The favored D-Hyperlink DAP-X1860 WiFi 6 vary extender is inclined to a vulnerability permitting DoS (denial of service) assaults and distant command injection.
The product is presently listed as accessible on D-Hyperlink’s web site and has 1000’s of opinions on Amazon, so it is a well-liked alternative amongst customers.
A workforce of German researchers (RedTeam) who found the vulnerability, tracked as CVE-2023-45208, report that regardless of their makes an attempt to alert D-Hyperlink a number of occasions, the seller has remained silent, and no fixes have been launched.
Vulnerability particulars
The issue lies within the community scanning performance of D-Hyperlink DAP-X1860, particularly, the lack to parse SSIDs containing a single tick (‘) within the title, misinterpreting it as a command terminator.
Technically, the issue originates from the ‘parsing_xml_stasurvey’ perform within the libcgifunc.so library, which comprises a system command for execution.
Nevertheless, given the product’s lack of SSID sanitization, an attacker can simply abuse this characteristic for malicious functions.
An attacker inside the extender’s vary can arrange a WiFi community and deceptively title it just like one thing the goal is accustomed to however embody a tick within the title, like ‘Olaf’s Community,’ for instance.

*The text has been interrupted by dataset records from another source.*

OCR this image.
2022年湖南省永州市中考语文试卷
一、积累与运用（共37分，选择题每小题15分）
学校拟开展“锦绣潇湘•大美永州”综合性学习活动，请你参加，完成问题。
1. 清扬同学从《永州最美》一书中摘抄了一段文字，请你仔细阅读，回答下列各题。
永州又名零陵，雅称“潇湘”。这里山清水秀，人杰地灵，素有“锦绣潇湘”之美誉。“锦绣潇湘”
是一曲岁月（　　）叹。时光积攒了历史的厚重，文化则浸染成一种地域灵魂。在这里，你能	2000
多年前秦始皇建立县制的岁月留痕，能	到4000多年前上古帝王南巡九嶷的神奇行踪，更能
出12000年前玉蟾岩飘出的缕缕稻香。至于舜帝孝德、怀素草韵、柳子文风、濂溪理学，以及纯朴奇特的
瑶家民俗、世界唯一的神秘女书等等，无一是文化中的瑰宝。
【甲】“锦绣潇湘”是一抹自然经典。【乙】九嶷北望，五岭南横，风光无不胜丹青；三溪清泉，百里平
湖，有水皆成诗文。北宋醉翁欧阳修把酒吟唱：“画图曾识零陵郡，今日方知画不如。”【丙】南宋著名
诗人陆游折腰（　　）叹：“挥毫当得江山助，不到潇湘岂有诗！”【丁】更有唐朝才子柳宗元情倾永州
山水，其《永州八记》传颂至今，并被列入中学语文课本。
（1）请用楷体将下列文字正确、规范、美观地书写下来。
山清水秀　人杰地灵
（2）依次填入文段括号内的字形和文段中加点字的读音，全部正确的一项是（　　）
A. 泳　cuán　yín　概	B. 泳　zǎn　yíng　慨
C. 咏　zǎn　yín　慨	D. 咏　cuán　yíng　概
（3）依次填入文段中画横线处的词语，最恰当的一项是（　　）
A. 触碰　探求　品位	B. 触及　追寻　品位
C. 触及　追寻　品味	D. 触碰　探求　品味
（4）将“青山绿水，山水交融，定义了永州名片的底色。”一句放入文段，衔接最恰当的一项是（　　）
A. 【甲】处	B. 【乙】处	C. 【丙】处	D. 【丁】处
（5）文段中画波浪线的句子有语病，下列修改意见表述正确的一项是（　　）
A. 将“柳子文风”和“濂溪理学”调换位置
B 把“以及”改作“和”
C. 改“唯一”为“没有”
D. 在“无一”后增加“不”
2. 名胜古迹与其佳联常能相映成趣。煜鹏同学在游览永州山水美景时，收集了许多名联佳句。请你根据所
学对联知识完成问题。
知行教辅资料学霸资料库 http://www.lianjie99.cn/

When the machine makes an attempt to connect with that SSID, it would produce an “Error 500: Inside Server Error”, failing to function usually.
If the attacker provides a second part to the SSID that comprises a shell command separated by “&&” like “Check’ && uname -a &&”, the extender shall be tricked to execute the ‘uname -a’ command upon setup/community scan.
All processes on the extender, together with any instructions injected by exterior risk actors, are run with root privileges, probably permitting the attackers to probe different gadgets related to the extender and additional their community infiltration.
The toughest prerequisite for the assault is forcing a community scan on the goal machine, however that is potential by performing a deauthentication assault.
A number of available software program instruments can generate and ship deauth packets to the extender, inflicting it to disconnect from its primary community and forcing the goal to carry out a community scan.
RedTeam researchers found the flaw in Could 2023 and reported it to D-Hyperlink, however regardless of a number of follow-ups, no reply was ever acquired.
Which means D-Hyperlink DAP-X1860 remains to be weak to assaults, and the comparatively easy exploitation mechanism makes the state of affairs dangerous.
House owners of DAP-X1860 extenders are really useful to restrict guide community scans, deal with sudden disconnections suspiciously, and switch off the extender when not actively used.
Additionally, contemplate putting IoT gadgets and vary extenders on a separate community remoted from delicate gadgets holding private or work information.